Currently, there are no uniform or even reliable tests for the safety of nanoproducts, which is primarily complained about by BUND. Nor is product labelling currently either mandatory or regulated. So consumers cannot know whether they come into contact with nanoproducts and therefore cannot make a conscious decision.

Undesirable side effects

Experts are particularly concerned about the antibacterial effect of many bathroom cleaners or sportswear. It could be that people react all the more violently to external microorganisms due to the lack of regular contact with them. Possibly these products also destroy an intact skin flora. In addition, there is a risk that the bacteria will adapt to such substances. Such resistance would render these substances ineffective in medicine.
The nanosilver used could also get into the environment and severely disturb various cycles, especially in the water of rivers and lakes. After mercury, it is the second worst poison for many animals and microorganisms living in it.
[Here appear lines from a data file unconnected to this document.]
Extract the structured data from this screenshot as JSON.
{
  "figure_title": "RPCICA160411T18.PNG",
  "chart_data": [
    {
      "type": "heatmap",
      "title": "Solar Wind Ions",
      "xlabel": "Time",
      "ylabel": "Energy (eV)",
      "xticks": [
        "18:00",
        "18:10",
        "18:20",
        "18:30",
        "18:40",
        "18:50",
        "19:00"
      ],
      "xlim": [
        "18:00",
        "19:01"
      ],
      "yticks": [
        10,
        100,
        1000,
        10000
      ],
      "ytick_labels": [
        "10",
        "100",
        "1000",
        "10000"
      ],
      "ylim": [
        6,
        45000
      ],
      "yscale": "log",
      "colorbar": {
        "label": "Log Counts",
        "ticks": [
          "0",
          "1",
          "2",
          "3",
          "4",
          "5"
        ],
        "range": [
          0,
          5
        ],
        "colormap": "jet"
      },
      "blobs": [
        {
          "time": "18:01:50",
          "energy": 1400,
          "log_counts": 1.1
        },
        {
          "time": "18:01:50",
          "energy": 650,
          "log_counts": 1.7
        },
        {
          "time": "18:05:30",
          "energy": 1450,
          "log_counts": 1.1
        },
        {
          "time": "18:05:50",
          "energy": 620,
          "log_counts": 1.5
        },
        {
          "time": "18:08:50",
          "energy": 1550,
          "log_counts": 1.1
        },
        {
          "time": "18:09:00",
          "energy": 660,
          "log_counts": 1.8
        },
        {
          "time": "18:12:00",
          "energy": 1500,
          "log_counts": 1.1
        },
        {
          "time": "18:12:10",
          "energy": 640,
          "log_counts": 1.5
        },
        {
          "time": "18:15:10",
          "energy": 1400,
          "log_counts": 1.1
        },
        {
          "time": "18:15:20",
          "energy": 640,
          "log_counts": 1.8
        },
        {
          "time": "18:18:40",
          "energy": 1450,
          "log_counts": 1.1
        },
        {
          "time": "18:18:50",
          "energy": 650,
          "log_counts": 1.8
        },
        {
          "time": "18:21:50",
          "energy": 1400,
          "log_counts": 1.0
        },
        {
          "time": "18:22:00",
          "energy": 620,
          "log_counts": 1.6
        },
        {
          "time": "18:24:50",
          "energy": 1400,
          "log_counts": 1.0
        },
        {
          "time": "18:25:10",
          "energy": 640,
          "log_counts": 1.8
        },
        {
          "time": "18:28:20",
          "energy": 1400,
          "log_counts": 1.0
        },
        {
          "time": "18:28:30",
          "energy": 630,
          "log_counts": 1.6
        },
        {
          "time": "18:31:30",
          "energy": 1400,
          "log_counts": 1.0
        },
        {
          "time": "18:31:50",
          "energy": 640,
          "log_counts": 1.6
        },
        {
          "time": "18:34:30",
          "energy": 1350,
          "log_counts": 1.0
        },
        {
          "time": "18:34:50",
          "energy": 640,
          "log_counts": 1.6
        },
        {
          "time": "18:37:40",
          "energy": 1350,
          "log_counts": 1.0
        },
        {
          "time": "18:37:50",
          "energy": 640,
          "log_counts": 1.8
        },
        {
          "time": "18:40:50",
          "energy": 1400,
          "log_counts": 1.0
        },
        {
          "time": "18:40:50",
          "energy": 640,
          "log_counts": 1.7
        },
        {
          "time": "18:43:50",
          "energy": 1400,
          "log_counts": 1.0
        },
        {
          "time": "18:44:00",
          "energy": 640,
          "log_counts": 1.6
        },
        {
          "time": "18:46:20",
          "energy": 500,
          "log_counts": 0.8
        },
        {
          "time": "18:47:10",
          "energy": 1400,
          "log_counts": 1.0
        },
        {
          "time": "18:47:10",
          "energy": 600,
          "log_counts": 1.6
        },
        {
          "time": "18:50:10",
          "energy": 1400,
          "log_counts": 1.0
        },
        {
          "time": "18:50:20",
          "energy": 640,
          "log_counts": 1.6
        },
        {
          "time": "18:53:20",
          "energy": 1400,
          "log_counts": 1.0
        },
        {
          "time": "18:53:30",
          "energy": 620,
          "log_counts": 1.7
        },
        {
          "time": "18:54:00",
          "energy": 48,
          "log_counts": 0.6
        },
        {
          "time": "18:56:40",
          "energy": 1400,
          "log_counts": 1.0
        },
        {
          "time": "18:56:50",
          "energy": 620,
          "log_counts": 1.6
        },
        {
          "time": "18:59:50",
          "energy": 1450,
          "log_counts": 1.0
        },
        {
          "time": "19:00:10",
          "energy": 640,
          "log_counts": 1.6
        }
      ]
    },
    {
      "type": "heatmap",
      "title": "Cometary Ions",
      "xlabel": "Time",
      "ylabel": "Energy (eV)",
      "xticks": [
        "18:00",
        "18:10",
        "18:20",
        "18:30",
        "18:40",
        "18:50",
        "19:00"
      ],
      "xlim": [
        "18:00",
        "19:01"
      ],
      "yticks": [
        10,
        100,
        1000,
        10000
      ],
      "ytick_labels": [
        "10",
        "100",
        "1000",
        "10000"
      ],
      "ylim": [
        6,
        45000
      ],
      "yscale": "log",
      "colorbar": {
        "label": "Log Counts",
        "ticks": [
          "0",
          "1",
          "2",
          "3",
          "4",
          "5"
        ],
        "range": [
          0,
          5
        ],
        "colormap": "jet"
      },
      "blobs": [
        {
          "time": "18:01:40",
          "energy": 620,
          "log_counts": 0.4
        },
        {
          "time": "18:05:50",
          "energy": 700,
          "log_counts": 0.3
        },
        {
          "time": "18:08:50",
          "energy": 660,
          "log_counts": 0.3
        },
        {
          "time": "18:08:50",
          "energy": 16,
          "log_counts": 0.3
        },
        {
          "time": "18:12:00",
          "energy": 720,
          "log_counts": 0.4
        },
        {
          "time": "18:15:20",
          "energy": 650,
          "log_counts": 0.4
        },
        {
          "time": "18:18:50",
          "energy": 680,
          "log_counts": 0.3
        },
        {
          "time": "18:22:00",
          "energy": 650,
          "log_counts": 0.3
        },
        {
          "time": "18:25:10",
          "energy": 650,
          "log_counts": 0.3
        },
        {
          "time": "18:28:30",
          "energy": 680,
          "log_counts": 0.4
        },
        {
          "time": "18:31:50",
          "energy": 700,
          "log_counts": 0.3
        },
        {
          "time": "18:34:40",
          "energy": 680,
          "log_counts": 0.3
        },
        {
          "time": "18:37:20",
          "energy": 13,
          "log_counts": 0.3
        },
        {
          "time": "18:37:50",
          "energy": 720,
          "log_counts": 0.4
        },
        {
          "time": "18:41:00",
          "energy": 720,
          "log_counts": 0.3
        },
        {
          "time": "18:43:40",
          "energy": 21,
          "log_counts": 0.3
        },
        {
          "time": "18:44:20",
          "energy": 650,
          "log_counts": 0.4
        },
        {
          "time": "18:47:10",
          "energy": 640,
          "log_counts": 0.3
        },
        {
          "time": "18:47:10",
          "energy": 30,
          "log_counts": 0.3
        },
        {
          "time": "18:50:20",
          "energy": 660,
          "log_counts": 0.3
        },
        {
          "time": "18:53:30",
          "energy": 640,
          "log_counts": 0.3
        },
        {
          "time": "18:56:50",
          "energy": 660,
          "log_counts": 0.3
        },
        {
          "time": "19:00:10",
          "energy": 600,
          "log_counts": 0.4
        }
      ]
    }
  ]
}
Nanofood today and tomorrow

It sounds unimaginable and yet it is already reality. Nanofood has been on supermarket shelves for years. One example is ketchups and other viscous sauces that contain silicon dioxide for the desired consistency. Salad dressings contain titanium dioxide as a bleaching agent and various powders are mixed with aluminum silicates to prevent them from sticking together in the bag. The list is long and frightening. After all, few consumers are likely to be aware of what they are eating.
This market will tend to expand considerably. Almost all major food companies are already conducting research in the field of nanotechnology.

Food of the future?

Pizza that turns into a tomato-flavored pizza at 300 watts in the microwave and tastes like spinach pizza at 600 watts is less absurd than it seems. Likewise, there is already chocolate mixed with titanium dioxide, which does not melt easily even in the sun at warm temperatures. It is only a matter of time before low-calorie ice cream or flavor-altering milk become reality. Whether all these foods are really healthy is not known.

Cosmetics with and without nanotechnology

While deodorants have been advertised for years with the fact that they do not contain aluminum salts, various other common and new products continue to be mixed with this and other nanosubstances. A contradiction? Yes and no. Because what the consumer does not know…
One-sided reporting

Nanotechnologies are massively promoted by the German government with tax money. In Germany, as of 2015, there are about 1000 companies with more than 50,000 employees directly or indirectly involved in nanotechnology. A not insignificant size.
It is therefore not surprising that the reporting on the topic is almost exclusively positive and focuses on the many innovations and their functions.
However, politicians and the media would certainly be well advised to address the risks of nanotechnology research in addition to the very promising and diverse possibilities for the future. They should vigorously promote uniform regulations that show consumers that they are well informed and that the valuable good of their health is taken into account.